How severe does this issue affect your experience of using Ray?

  • Medium: It contributes to significant difficulty to complete my task, but I can work around it.

Hello,

I’ve an On-premise ray cluster (i.e. provider.type: local). I’d like to declare different worker node types in the cluster (e.g. “CPU only nodes” and “GPU nodes”). I tried adding an available_node_type section in the cluster configuration as follows.

# Rest excluded for brevity

provider:
    type: local
    head_ip: 10.1.0.1
    worker_ips: [10.1.0.2,10.1.0.3,10.1.0.4]

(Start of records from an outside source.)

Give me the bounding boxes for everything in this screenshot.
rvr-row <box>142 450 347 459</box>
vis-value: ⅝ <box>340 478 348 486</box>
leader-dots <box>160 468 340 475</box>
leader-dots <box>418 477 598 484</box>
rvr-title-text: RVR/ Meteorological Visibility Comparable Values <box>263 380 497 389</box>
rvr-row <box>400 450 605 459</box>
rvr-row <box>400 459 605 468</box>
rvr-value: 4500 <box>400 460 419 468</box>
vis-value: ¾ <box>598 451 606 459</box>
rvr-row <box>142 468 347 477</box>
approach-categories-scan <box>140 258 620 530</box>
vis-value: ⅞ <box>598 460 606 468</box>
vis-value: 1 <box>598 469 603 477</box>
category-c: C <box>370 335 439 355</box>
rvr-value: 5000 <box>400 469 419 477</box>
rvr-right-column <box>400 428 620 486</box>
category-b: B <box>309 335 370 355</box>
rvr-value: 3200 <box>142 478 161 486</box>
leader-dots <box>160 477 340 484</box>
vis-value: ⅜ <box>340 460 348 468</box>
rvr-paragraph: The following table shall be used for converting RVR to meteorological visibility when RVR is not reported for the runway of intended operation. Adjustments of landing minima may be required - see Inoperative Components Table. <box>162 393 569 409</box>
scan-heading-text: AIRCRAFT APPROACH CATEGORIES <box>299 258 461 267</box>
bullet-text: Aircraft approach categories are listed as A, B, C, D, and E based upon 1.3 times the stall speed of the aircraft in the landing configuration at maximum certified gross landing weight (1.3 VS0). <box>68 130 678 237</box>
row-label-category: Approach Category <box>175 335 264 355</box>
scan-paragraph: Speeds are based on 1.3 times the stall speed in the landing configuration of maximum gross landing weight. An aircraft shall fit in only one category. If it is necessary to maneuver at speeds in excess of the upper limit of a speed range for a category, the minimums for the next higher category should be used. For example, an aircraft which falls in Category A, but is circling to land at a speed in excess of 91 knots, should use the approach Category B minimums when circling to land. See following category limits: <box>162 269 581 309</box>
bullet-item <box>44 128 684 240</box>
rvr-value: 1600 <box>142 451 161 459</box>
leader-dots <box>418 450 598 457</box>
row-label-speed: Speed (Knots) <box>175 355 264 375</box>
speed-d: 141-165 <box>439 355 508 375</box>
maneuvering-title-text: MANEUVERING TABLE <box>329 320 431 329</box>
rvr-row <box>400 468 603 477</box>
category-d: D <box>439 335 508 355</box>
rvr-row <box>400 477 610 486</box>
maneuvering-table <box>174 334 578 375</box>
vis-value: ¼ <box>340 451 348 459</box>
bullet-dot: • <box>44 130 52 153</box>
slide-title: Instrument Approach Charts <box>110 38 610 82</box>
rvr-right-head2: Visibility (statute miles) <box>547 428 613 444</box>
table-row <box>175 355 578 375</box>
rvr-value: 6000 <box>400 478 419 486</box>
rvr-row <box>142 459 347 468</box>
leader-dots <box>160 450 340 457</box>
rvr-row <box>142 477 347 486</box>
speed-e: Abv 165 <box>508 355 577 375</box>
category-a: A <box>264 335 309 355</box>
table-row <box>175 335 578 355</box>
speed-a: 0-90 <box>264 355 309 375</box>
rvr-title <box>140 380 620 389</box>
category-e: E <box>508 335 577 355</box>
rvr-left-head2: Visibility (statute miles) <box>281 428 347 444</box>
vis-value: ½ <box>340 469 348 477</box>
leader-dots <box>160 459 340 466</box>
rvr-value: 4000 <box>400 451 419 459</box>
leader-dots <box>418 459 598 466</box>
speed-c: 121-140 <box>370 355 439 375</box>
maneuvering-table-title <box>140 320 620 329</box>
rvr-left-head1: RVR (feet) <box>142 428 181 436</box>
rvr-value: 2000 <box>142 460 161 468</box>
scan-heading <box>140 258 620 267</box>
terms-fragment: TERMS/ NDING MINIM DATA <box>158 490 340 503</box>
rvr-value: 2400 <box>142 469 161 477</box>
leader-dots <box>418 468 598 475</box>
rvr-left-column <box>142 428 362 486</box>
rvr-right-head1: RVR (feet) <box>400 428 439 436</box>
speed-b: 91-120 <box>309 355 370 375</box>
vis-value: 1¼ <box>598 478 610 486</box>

# Rest excluded for brevity

available_node_types:
    head_node:
        min_workers: 0
        max_workers: 0
        resources: {"CPU": 2}
    cpu_node:
        min_workers: 1
        max_workers: 1
        resources: { "CPU": 6}
    gpu_node:
        min_workers: 2
        max_workers: 2
        resources: { "CPU": 6, "GPU": 1}
head_node_type: head_node

# Rest excluded for brevity

When I ran ray up to start the cluster, I got the following error:

The field available_node_types is not supported for on-premise clusters.

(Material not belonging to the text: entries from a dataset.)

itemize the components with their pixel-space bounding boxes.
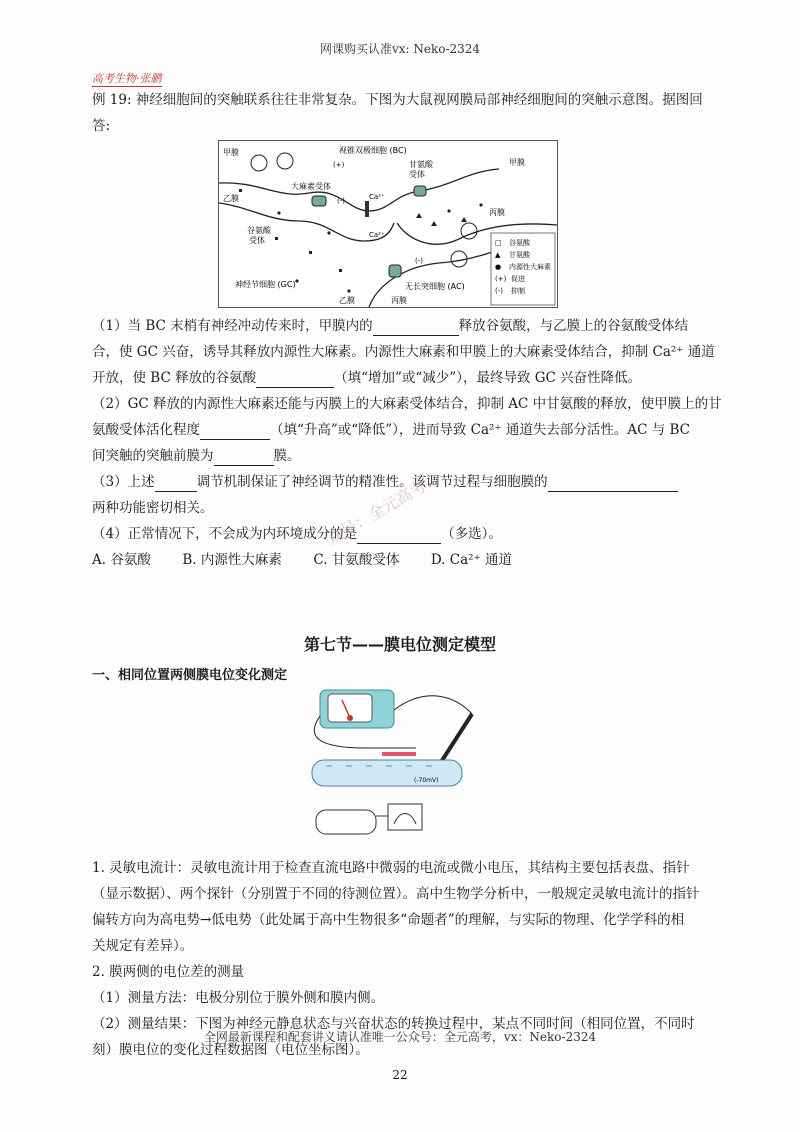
- page-number: 22: [392, 1068, 408, 1082]
- q2-line2: [92, 420, 690, 440]
- legend-sym-1: ▲: [495, 251, 501, 259]
- label-damaso: 大麻素受体: [291, 182, 331, 191]
- stimulus-bar: [382, 752, 416, 756]
- cannabinoid-receptor: [312, 196, 326, 206]
- ac-cannabinoid-receptor: [389, 265, 401, 277]
- subsection-title: 一、相同位置两侧膜电位变化测定: [92, 668, 288, 683]
- q3-l1a: （3）上述: [92, 474, 155, 490]
- vesicle: [277, 153, 293, 169]
- q4-option-a: A. 谷氨酸: [92, 552, 151, 568]
- q4-l1b: （多选）。: [441, 526, 502, 542]
- wire-1: [394, 696, 472, 714]
- label-minus: (-): [337, 197, 345, 205]
- label-plus: (+): [333, 161, 345, 169]
- label-bingmo: 丙膜: [489, 208, 505, 217]
- legend-sym-3: (+): [495, 275, 507, 283]
- meter-pivot: [347, 715, 353, 721]
- q1-l3b: （填“增加”或“减少”），最终导致 GC 兴奋性降低。: [334, 370, 642, 386]
- legend-item-1: 甘氨酸: [509, 251, 530, 259]
- meter-reading: (-70mV): [414, 777, 439, 784]
- p1-line1: 1. 灵敏电流计：灵敏电流计用于检查直流电路中微弱的电流或微小电压，其结构主要包括表盘、指针: [92, 860, 690, 876]
- label-ca2: Ca²⁺: [369, 231, 385, 239]
- q1-blank-2[interactable]: [256, 373, 334, 388]
- label-gan-receptor2: 受体: [409, 170, 425, 179]
- q4-blank[interactable]: [357, 529, 441, 544]
- q4-option-d: D. Ca²⁺ 通道: [430, 552, 512, 568]
- label-gu: 谷氨酸: [247, 226, 271, 235]
- example-title-line1: 例 19: 神经细胞间的突触联系往往非常复杂。下图为大鼠视网膜局部神经细胞间的突触示意图。据图回: [92, 92, 703, 108]
- q1-l1a: （1）当 BC 末梢有神经冲动传来时，甲膜内的: [92, 318, 373, 334]
- label-minus2: (-): [415, 257, 423, 265]
- legend-item-0: 谷氨酸: [509, 239, 530, 247]
- label-jiamo-right: 甲膜: [509, 158, 525, 167]
- glycine-receptor: [414, 186, 426, 196]
- q3-line1: [92, 472, 678, 492]
- vesicle: [461, 223, 477, 239]
- axon-small: [316, 810, 376, 834]
- q2-line3: [92, 446, 301, 466]
- galvanometer-diagram: [306, 686, 482, 852]
- q4-line1: [92, 524, 502, 544]
- legend-item-2: 内源性大麻素: [509, 263, 551, 271]
- page-footer: 全网最新课程和配套讲义请认准唯一公众号：全元高考，vx：Neko-2324: [203, 1030, 597, 1044]
- p1-line2: （显示数据）、两个探针（分别置于不同的待测位置）。高中生物学分析中，一般规定灵敏电流计的指针: [92, 886, 700, 902]
- q1-l3a: 开放，使 BC 释放的谷氨酸: [92, 370, 257, 386]
- watermark: 众号：全元高考: [323, 476, 430, 549]
- bc-membrane: [219, 169, 499, 211]
- q1-line2: 合，使 GC 兴奋，诱导其释放内源性大麻素。内源性大麻素和甲膜上的大麻素受体结合，抑制 Ca²⁺ 通道: [92, 344, 715, 360]
- q2-l2b: （填“升高”或“降低”），进而导致 Ca²⁺ 通道失去部分活性。AC 与 BC: [270, 422, 691, 438]
- page-header: 网课购买认准vx: Neko-2324: [319, 42, 481, 56]
- subject-tag: 高考生物·张鹏: [92, 72, 162, 85]
- ca-channel: [365, 201, 369, 217]
- legend-sym-0: □: [495, 239, 502, 247]
- legend-item-3: 促进: [511, 275, 525, 283]
- q4-l1a: （4）正常情况下，不会成为内环境成分的是: [92, 526, 358, 542]
- q4-option-c: C. 甘氨酸受体: [313, 552, 400, 568]
- label-yimo-bottom: 乙膜: [339, 296, 355, 305]
- q2-l2a: 氨酸受体活化程度: [92, 422, 200, 438]
- legend-item-4: 抑制: [511, 287, 525, 295]
- vesicle: [251, 155, 267, 171]
- q4-option-b: B. 内源性大麻素: [182, 552, 282, 568]
- legend-sym-2: ●: [495, 263, 502, 271]
- label-gu2: 受体: [249, 236, 265, 245]
- label-bingmo-bottom: 丙膜: [391, 296, 407, 305]
- meter-small: [388, 804, 422, 830]
- q3-line2: 两种功能密切相关。: [92, 500, 214, 516]
- section-title: 第七节——膜电位测定模型: [303, 635, 496, 654]
- legend-sym-4: (-): [495, 287, 503, 295]
- label-gc: 神经节细胞 (GC): [235, 280, 296, 289]
- q4-options: [92, 550, 512, 570]
- q2-blank-1[interactable]: [200, 425, 270, 440]
- label-yimo: 乙膜: [223, 194, 239, 203]
- galvanometer-svg: [306, 686, 482, 852]
- p2-title: 2. 膜两侧的电位差的测量: [92, 964, 245, 980]
- p2-line1: （1）测量方法：电极分别位于膜外侧和膜内侧。: [92, 990, 385, 1006]
- q1-line3: [92, 368, 641, 388]
- q1-l1b: 释放谷氨酸，与乙膜上的谷氨酸受体结: [458, 318, 689, 334]
- label-ca1: Ca²⁺: [369, 193, 385, 201]
- p1-line4: 关规定有差异）。: [92, 938, 194, 954]
- p2-line2: （2）测量结果：下图为神经元静息状态与兴奋状态的转换过程中，某点不同时间（相同位置，不同时: [92, 1016, 695, 1032]
- synapse-diagram-svg: [219, 141, 557, 307]
- q1-blank-1[interactable]: [373, 321, 459, 336]
- synapse-diagram: [218, 140, 558, 308]
- example-title-line2: 答:: [92, 118, 111, 134]
- q3-blank-2[interactable]: [548, 477, 678, 492]
- q2-l3a: 间突触的突触前膜为: [92, 448, 214, 464]
- p2-line3: 刻）膜电位的变化过程数据图（电位坐标图）。: [92, 1042, 369, 1058]
- q3-l1b: 调节机制保证了神经调节的精准性。该调节过程与细胞膜的: [196, 474, 548, 490]
- label-bc: 视锥双极细胞 (BC): [339, 146, 407, 155]
- p1-line3: 偏转方向为高电势→低电势（此处属于高中生物很多“命题者”的理解，与实际的物理、化学学科的相: [92, 912, 685, 928]
- q1-line1: [92, 316, 688, 336]
- legend: [491, 233, 555, 305]
- q2-blank-2[interactable]: [214, 451, 274, 466]
- q2-line1: （2）GC 释放的内源性大麻素还能与丙膜上的大麻素受体结合，抑制 AC 中甘氨酸的释放，使甲膜上的甘: [92, 396, 722, 412]
- label-gan-receptor: 甘氨酸: [409, 160, 433, 169]
- label-jiamo-top: 甲膜: [223, 148, 239, 157]
- label-ac: 无长突细胞 (AC): [405, 282, 465, 291]
- q3-blank-1[interactable]: [155, 477, 197, 492]
- axon: [312, 760, 462, 786]
- q2-l3b: 膜。: [273, 448, 301, 464]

Is there way to declare different node types on on-premise clusters?

The workaround that I’m thinking about ATM is to create a Ray cluster for each worker node type and have something external (to Ray) to schedule the workloads to the correct Ray cluster.

Thanks

1 Like

available_node_type is not supported for static on-prem clusters
Could you explain why you need it?
You should be able to just specify the worker_ips.

Ray should detect node resources correctly – if that’s not the case, then we need an interface for per-node resource-overrides.

Hi Dmitri, and sorry for the late reply.

I have two types of workload that I’m planning to run on the Ray cluster:

  1. “CPU only” workload: CPU only, long running, high latency is acceptable (i.e. from when a job is submitted until it starts executing)
  2. “GPU” workload: runs on GPU, short running, low latency is required.

There are two types of nodes that I can use as cluster nodes:

  1. CPU only nodes
  2. Nodes that have GPUs

Without a way to force the “CPU only” workload to run on the “CPU only” nodes, there is a risk to end up on the following unwanted situation:

  • Several “CPU only” jobs (workload type 1) might end up using all the cluster nodes (including the “GPU” ones)
  • New “GPU” jobs will experience very high latency, since the whole cluster (including the GPU workers) is occupied by “CPU only” workload.

@mohhaseeb Did you solve it? I also had the same problem.

1 Like

Unfortunately not @Thien_Nguyen

1 Like

We are running into a similar problem - except ours revolves around trying to launch multiple worker nodes on the same server in an effort to isolate resources.

Right now, some of the nodes in our cluster have 32 cpus and 3 gpus. If we try to let the node be a single worker with 32 cpus and 3 gpus, then any task that needs 1 cpu and 1 gpu will take a worker and start a pytorch process on one of the gpus. As the node processes multiple trainings, it starts handing trains to any of the 32 cpus, which each cache pytorch mem on one of the 3 gpus (which is a performance feature of pytorch). This leads to an OOM on the gpus since all 32 cpus have reserved their own mem on the 3 gpus.

One way around this is to use PYTORCH_NO_CUDA_MEMORY_CACHING=1 but it results in severe performance degradation (it is really only designed for debugging purposes) by up to 50%.

So the final solution seems to be that we need to isolate resources by creating two workers on a single node: one “trainer” worker that has 3 cpu and 3 gpus, while another “cpu” worker with resources set to 29 cpus so that single cpu tasks can still be highly parallelized.